Ein privater Flugzeugbesuch von Bundeskanzler Olaf Scholz am 9. Februar 2022 kostet 37.500 Euro, ein Arbeitsessen in Paris zum Thema „Terrorismusbekämpfung im Sahel“ etwas weniger (35.750 Euro). Auch für Reisen zum Europaparlament in Straßburg nutzt Michel bevorzugt eigens gecharterte Flugzeuge, die zwischen 12.250 und 35.000 Euro kosten.
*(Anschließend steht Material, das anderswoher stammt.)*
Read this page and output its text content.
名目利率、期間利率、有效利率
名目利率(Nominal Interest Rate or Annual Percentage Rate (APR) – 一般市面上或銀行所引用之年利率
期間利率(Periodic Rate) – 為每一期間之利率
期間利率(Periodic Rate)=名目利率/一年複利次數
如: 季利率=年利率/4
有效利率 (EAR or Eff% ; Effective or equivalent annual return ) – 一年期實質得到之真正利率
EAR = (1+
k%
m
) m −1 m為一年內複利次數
Michelle ist nur dreimal mit dem Zug gefahren
Laut Le Monde ist er 2022 genau dreimal mit dem Zug gefahren. Selbst für die Strecke Brüssel-Paris, die bequem in weniger als anderthalb Stunden mit Thalys zurückgelegt werden kann, hat er oft einen Dienstwagen vorgezogen.
Vor allem eine Reise hat Kritiker verärgert: Laut Le Monde reiste Michel im November 2022 mit Ursula von der Leyen zur UN-Klimakonferenz – in einem klimafeindlichen Privatjet. Kosten: 103.632 Euro. Außerdem reiste Michel im Februar 2022 für nur 50.550 Euro in einem Privatjet zum „One Ocean Summit“ in Brest, Frankreich, um die ehrgeizigen Ziele der EU für den globalen Meeresschutz zu diskutieren.
Aber nicht nur die Wahl des Verkehrsmittels wird Michel vorgeworfen. Auch bei der Ausstattung von Delegationen und Unterkünften setzt es auf Größe. Laut dem „Le Monde“-Bericht reiste er am 10. und 11. März 2022 in Begleitung von 22 Mitarbeitern und seiner Frau zum Gipfel nach Versailles. Die Kosten für die Reise und die Unterbringung im luxuriösen 5-Sterne-Hotel Fauchon in Paris: 17.350 Euro.
Michel sieht sich als Opfer einer Kampagne
Charles Michel wehrt sich gegen die Vorwürfe. In mehreren Interviews mit belgischen Zeitungen wies er darauf hin, dass die internationale Lage, wie der Ukrainekrieg, große diplomatische Anstrengungen erfordere. Außerdem entscheidet nicht er über das Transportmittel, sondern seine Mitarbeiter, die alle Optionen unter Berücksichtigung des Zeitplans sorgfältig prüfen.
Michel sieht sich als Opfer einer Kampagne. „Indem Sie mich angreifen, greifen Sie tatsächlich das Establishment an“, sagte er zu Le Soir. Allerdings würde er lieber dafür kritisiert werden, zu viel zu tun, als beschuldigt zu werden, nicht genug zu tun.